Un jour sur ses longs pieds alloit je ne sçais où,
Le Héron au long bec emmanché d’un long cou.
Il costoyoit une riviere.
L’onde estoit transparente ainsi qu’aux plus beaux jours ;
Ma commere la carpe y faisoit mille tours
Avec le brochet son compere.
Le Héron en eust fait aisément son profit :
Tous approchoient du bord, l’oiseau n’avoit qu’à prendre ;
Mais il crût mieux faire d’attendre
Qu’il eût un peu plus d’appetit.
Il vivoit de regime, et mangeoit à ses heures.

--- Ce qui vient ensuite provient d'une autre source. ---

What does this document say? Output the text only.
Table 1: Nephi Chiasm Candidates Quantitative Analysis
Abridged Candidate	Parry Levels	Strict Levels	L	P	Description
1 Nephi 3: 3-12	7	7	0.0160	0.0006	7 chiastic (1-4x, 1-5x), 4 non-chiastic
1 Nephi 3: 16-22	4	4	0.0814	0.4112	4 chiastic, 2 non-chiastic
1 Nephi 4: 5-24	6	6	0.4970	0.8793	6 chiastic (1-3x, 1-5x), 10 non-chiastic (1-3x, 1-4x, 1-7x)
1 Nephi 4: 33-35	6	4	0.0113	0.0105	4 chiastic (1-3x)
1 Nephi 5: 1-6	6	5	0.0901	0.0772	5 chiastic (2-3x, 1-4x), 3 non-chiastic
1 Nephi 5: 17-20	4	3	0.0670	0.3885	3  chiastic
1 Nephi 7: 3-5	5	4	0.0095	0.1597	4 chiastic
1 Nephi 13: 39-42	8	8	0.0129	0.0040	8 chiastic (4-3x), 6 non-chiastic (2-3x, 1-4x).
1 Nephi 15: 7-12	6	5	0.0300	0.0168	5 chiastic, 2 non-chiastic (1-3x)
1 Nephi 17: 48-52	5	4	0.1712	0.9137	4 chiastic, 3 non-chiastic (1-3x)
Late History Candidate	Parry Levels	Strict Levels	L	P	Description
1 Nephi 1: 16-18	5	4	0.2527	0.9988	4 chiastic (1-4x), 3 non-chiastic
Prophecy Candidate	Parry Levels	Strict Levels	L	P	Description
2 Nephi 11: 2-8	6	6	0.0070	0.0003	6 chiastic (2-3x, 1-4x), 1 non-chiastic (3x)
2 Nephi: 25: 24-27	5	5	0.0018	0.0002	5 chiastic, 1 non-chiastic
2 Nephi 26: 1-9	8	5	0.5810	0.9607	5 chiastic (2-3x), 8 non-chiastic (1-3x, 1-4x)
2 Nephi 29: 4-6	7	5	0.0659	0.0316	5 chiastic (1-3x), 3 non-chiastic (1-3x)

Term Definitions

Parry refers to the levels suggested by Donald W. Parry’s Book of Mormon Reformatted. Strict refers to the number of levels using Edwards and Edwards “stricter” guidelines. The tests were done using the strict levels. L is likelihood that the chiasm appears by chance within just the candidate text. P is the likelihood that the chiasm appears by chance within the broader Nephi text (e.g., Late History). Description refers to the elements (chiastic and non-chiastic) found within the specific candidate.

Apres quelques momens l’appetit vint ; l’oiseau
S’approchant du bord vid sur l’eau
Des Tanches qui sortoient du fond de ces demeures.
Le mets ne luy plut pas ; il s’attendoit à mieux ;
Et montroit un goust dédaigneux
Comme le rat du bon Horace[1].
Moy des Tanches ? dit-il, moy Héron que je fasse
Une si pauvre chere ? et pour qui me prend-on ?

  1. Le rat de ville que le rat des champs s’efforce en vain de contenter :
    Cupiens varia fastidia cœna
    Vincere tangentis male singula dente superbo.
    (livre II, satire 6.)

    Voyez ci-dessus, page 47, l’imitation que La Fontaine a faite de ce récit.